On the surface, this makes a lot of sense. The current system is regressive, meaning it is a better deal for the wealthy than for lower income Americans. The higher your tax bracket and the richer your benefits, the better the current system works for you. For example, a CEO earning $500,000 a year, paying an effective tax rate of 40 percent (state and local) and receiving health insurance benefits worth $10,000 per year. If the coverage was taxed, our hypothetical CEO would pay $4,000 in taxes. Instead, she gets a “gift” from the tax code of this amount. Working for this CEO is a clerk, earning $40,000 per year and paying 15 percent in taxes with the same coverage. If the value of health insurance was taxed the employee would pay $1,500 in taxes — his gift is less than half of the CEO’s.

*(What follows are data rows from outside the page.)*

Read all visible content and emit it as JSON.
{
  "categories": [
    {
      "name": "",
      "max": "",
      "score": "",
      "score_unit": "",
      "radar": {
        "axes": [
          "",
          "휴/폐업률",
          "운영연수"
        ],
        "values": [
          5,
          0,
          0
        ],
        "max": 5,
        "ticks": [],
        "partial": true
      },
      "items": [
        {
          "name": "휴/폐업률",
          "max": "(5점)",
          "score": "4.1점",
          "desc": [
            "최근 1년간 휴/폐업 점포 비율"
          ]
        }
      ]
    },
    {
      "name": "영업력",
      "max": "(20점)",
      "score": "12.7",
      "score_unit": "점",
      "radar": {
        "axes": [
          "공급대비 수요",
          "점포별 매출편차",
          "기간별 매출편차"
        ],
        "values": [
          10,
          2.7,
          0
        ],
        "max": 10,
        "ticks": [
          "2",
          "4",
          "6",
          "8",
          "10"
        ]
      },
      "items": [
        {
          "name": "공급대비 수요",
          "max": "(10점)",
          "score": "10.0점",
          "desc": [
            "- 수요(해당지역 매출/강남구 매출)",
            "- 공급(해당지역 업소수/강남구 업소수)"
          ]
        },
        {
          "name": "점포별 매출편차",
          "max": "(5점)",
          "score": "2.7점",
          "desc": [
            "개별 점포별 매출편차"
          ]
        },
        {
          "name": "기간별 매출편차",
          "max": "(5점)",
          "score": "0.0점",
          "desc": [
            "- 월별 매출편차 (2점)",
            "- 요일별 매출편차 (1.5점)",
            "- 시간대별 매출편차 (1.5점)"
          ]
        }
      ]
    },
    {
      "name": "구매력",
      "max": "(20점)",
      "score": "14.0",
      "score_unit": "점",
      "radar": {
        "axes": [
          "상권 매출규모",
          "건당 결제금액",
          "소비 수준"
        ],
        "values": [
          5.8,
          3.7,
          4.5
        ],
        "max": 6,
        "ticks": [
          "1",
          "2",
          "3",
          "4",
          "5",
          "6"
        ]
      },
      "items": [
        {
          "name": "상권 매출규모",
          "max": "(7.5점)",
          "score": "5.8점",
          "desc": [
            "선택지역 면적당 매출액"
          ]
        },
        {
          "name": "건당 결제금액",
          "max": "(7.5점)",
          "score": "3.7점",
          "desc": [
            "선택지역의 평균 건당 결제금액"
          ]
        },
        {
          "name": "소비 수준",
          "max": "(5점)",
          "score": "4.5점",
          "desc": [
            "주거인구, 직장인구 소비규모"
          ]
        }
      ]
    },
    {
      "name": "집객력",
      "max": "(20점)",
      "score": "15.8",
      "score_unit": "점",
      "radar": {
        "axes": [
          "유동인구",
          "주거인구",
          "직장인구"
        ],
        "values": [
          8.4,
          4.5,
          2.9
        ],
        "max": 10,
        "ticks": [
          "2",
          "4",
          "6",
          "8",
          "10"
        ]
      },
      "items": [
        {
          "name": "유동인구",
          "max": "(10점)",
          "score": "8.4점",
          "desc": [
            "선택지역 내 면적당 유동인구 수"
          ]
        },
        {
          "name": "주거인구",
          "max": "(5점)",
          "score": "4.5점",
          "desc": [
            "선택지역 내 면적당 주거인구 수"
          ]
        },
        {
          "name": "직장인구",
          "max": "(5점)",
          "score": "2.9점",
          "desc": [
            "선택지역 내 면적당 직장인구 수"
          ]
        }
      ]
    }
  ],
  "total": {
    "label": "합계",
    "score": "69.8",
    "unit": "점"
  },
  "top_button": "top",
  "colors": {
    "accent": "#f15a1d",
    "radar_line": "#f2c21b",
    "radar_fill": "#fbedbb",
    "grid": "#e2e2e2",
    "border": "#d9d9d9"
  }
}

You might think Democrats would be jumping all over this loophole. After all, they’re the party of progressive taxes. Instead, those few who are willing to raise the issue are demonstrating real political courage. Because unions, who contributed millions of dollars and armies of foot soldiers into the election of a Democratic Congress and President, are adamantly opposed to taxing benefits.

For decades, unions have negotiated rich health care benefits for their members in lieu of salary increases. Their members valued the coverage, which was received tax free. It was a reasonable trade-off for employers — they can deduct the cost of health insurance just as easily as they deduct the cost of salaries. Changing the rules of the game would, in essence, punish union members for doing what economists say everyone should do: pursue economic self-interest based on the rules of the game.

There are ways to mitigate the pain unions will feel if health insurance is taxed. As Mr. Elmendorf notes, the tax rules can be modified rather than eliminated so as to encourage consumers to choose cost effective plans. Or the value of union negotiated health benefits could be exempted from the tax for a transitional period, allowing unions and employers to negotiate new contracts under the new rules.

Health care reform is going to be expensive — covering all Americans will cost over $1 trillion. We’re already spending large sums to salvage the tattered economy (and, apparently, to enrich the AIG traders who helped get us into this mess). Yes, the government can print the dollars it needs, but that leads to another problem which goes by the name of  inflation.

If health care reform is going to be enacted in the next 12-to-18 months, which I think it will, the money for reform will need to be identified. My guess is taxing health care coverage will be one of those sources. It won’t be a straight repeal of the current exemption, it may be offset with subsidies and credits, some coverage may be grandfathered for awhile, but the tax is coming. 

Meaningful health care reform will change a lot of the rules we’re used to. This is just one of them.